Japonların paketleme süslemedeki aşırı titizliği, her bir bisküviyi ayrı ayrı paketleme hastalığı "doğaya" zarar konusunda kafayı yiyen benim gibi birine çok hoş görünse de, aynısını yapmama engel oluyor. Biz sırası geldiğinde gazete kağıdına hediye paketleyen, birbirine verdiği hediyenin paketini özenle açıp "bunu tekrar kullanırız" diye kenara ayıran bir çiftiz.

Japon Türk ilişkileri bizim sokakta şu anda iyi gidiyor. İki ev arasında geleneksel yemekler el değiştiriyor. Daha çok yemek yapan taraf ben olduğum için, Türk yemeklerinin karşı tarafta çok beğeni kazandığını artık biliyoruz. Yoğurtlu çobana bile bayıldıklarına göre tamamdır bu iş.

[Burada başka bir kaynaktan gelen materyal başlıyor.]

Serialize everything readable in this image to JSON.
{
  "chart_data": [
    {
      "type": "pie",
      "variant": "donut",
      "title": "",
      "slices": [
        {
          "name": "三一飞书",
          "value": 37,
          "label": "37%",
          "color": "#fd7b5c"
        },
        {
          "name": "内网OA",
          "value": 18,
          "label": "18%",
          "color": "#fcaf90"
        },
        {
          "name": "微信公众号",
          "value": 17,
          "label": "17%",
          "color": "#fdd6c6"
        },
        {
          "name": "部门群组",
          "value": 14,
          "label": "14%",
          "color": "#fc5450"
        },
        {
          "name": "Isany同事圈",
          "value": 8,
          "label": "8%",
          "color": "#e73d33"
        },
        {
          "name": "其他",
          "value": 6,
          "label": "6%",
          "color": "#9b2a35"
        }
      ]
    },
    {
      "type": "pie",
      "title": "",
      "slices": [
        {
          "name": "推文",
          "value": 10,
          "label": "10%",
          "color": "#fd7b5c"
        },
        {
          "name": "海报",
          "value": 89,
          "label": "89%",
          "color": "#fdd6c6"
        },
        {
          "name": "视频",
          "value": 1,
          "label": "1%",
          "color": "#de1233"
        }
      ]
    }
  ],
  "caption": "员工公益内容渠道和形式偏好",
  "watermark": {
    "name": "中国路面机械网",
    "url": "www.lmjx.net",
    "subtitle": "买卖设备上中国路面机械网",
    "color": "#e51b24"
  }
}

Bir kaç yıl önce yan tarafta yaşayan Japon hanıma yemek verirdim. Bir gün resimlerini çekip bloguna koyduğunu söylediğinde paniklemiştim "ama görüntüleri güzel değil ki!" Bilseydim zeytinyağlı fasulyeyi verirken fasulyeleri tabağa güzelce dizerdim 😜 O herkesin çok beğendiğini söyledi. Bizim ev yemeklerimizin düzenlenmesi çok zor, çoğunlukla sıvı olduğu için. Kayınpederim Türkiye ziyareti sırasında "hiç bu kadar karışık görünen (itici demek istedi) ama güzel tadan yemekler görmedim" demişti.

Şimdi Japon komşumla Türk ve Japon yemek günü organize ediyorum. Sadece ailelerimize özel. 😀 Ben ondan, o da benden tarif alacak.